The Rising(107)



He retracted the whip and walked straight toward the man who could only be Langston Marsh, as Sam rushed to her parents, the three of them clutching each other in a tight ball.

“Leave,” Alex told Marsh.

But Marsh stiffened instead of moving. “This isn’t over. Not even close. You’ll regret not killing me when you had the chance, when I exterminate the rest of your kind, Alex.”

“Call me Kit,” Alex said to him, again using the name of Anne Frank’s imaginary friend to whom her diary was written. “And you know who you remind me of?” And when Marsh remained silent, Alex snapped his free hand into the air. “Heil, Hitler!”

Marsh snarled, starting to back away now. “You, your kind, killed my father. And someday you’ll all pay, each and every one of you.”

Alex made sure Marsh could see him raise Raiff’s stick again. “Remember how you said I’d regret not killing you?”

Marsh moved faster and lumbered down a rope ladder leading into a Zodiac raft. Alex heard him fire up the engine and watched the raft speed out into the bay, where it disappeared into the darkness. Sam was back by his side by then. She pressed up against him, holding him tight.

“You can ace history now. I really mean that.”

Alex held his gaze on the bay, so she wouldn’t be able to see the sadness in his eyes. “Guess we’ll never know, Sam.”





EPILOGUE

THE ROAD AHEAD

The future is no more uncertain than the present.





—WALT WHITMAN


SAM KNEW SHE HAD to go home with her parents, just as she knew she couldn’t explain all that had happened to them. Impossible. When they pushed, she kept her answers just vague enough and never said a word about Alex’s true origins.

Alex …

She hadn’t heard from him since he’d taken the first-aid kit back to Raiff to tend to Dr. Donati. Donati had tried to reach her several times, but she kept putting off returning his calls.

When she awoke Monday morning in her own bed, her first brief thought was that maybe it had all been a dream. When that quickly passed, she moved to the window and was relieved to find no police car parked across the street or cruising slowly by. But she knew any ring of the bell could mean the drone things dressed as cops had returned to her door, and she felt anxious and uneasy over the fact that they knew where she lived, who she was.

Only then did she realize she was late for school, very late, so late that she’d missed her AP bio exam and could only imagine how Cara would react to her failing to produce the answers she and the rest of the CatPack needed. Maybe she’d just tell her the truth.

Yeah, we spent the weekend being chased by aliens. We saved the world, at least for the time being. Oh, and by the way, Alex thinks you’re a bitch too.

That had been hours ago and the rest of the day had passed in slow motion, nothing happening at all, until dusk bled the light from the sky.

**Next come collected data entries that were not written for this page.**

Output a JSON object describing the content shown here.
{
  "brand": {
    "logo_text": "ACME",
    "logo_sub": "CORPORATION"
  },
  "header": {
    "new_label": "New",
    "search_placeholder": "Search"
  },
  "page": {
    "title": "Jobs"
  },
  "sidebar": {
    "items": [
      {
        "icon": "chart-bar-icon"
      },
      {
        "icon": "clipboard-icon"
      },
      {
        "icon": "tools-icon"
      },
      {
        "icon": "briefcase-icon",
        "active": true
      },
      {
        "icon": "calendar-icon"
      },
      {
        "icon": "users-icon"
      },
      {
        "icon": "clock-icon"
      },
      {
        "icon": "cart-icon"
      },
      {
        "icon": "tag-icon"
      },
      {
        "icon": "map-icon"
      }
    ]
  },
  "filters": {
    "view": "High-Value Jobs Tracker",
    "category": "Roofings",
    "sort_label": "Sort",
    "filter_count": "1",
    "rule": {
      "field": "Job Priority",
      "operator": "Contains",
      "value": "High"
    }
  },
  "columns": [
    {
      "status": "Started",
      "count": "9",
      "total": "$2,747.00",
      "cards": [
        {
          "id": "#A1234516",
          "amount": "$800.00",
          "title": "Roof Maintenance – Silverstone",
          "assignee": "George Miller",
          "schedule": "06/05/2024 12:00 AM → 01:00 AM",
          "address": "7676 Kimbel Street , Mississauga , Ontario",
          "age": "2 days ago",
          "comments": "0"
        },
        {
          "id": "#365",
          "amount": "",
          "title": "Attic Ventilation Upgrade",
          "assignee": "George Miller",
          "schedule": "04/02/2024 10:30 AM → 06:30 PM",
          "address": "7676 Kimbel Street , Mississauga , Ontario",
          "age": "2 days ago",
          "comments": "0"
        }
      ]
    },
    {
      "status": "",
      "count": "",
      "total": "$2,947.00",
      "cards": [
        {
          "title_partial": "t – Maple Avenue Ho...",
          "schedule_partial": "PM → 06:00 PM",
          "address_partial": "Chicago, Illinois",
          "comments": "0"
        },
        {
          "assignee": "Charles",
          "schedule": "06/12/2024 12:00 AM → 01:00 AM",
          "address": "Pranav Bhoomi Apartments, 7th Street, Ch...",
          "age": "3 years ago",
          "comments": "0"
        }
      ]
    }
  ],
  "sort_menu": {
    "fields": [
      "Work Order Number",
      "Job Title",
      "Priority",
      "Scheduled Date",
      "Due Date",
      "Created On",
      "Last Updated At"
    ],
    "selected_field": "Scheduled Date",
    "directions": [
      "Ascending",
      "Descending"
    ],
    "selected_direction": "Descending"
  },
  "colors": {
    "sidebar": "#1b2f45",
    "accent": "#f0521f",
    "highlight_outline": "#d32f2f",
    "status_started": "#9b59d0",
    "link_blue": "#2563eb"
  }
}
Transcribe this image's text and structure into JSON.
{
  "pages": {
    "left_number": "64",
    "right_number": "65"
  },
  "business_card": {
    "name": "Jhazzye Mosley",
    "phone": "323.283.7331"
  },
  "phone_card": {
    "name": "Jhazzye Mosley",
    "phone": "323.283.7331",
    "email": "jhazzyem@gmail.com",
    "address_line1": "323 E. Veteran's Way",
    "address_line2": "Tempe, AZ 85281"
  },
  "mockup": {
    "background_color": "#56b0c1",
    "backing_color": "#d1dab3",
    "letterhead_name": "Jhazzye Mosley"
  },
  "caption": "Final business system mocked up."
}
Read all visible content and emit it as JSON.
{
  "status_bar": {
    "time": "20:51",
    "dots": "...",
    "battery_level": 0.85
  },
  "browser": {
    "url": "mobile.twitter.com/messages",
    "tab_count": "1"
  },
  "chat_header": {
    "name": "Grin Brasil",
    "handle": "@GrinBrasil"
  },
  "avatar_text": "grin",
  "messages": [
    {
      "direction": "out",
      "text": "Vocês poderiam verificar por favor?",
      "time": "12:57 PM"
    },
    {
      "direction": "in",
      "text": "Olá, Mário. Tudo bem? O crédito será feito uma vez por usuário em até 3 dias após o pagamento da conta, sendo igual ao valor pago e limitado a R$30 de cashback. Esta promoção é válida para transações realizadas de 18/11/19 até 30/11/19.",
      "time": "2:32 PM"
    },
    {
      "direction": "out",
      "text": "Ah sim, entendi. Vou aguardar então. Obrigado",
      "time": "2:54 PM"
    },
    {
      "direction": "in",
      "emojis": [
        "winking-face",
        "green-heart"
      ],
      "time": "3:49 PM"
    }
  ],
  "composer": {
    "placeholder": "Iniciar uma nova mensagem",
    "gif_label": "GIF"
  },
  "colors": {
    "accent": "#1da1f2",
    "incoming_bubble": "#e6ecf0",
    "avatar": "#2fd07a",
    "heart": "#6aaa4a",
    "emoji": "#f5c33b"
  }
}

Sam stared at the throwaway phone, willing it to ring, with Alex on the other end. The old-fashioned flip had been behaving very strangely ever since exposed to whatever had laid waste to every bit of Alcatraz prison itself, black hole or something else, leaving behind nothing other than an empty patch of ground with the color and life bleached out of it. She stared at it, wondering if she’d ever hear from Alex again. Had he gone off with Raiff? Was he going to disappear, living off the grid and everyone’s radar for years to come?

Too many questions. Sam spared any further ones when her phone rang.

*

Alex walked along the shoulder of the 101 freeway heading south, nothing but the contents of his backpack weighing him down, hoping to snare a ride before dark. It wasn’t safe for him to stay in an area where he was so recognizable, and Raiff knew as well as he did that what had happened last night changed little, if anything.

Langston Marsh was still out there, more of the drone things were still out there, and neither was about to give up the hunt for him. There was the chip in his head to consider as well, still slowly killing him even if it did somehow contain the secrets to winning this war in the long term and not just the short. Raiff was working on finding the best solution to save Alex from the leakage while coming up with a way to make sure the chip remained intact so the secrets it held could be revealed.

He missed Sam, missed his parents, did his best not to think about either since it hurt too much, leaving him near tears and unable to focus on anything else.

Like staying alive.

Raiff had given him an address in Los Angeles and nothing more, becoming very cryptic when Alex pressed him on that.

“You’ll understand when you get there,” was all he’d said.

So Alex trudged on, walking backward as he hitchhiked down the shoulder of the 101. He only wished he could do the same with his life, walk backward until his parents were alive again and he was in a position to change everything. But the ash man had said An and Li Chin weren’t dead, and what did that mean, exactly, for where the road ahead might take him?

As he began to ponder that question, an old battered white van pulled to a stop ahead of him on the shoulder. Alex jogged up to the passenger door and watched it pushed open by the driver’s hand.

“Where you headed, friend?” asked the man Alex recognized as the same guy who’d picked Sam and him up yesterday. “The Reverend William Grimes at your service. Call me Reverend Billy. But you knew that already, didn’t you?”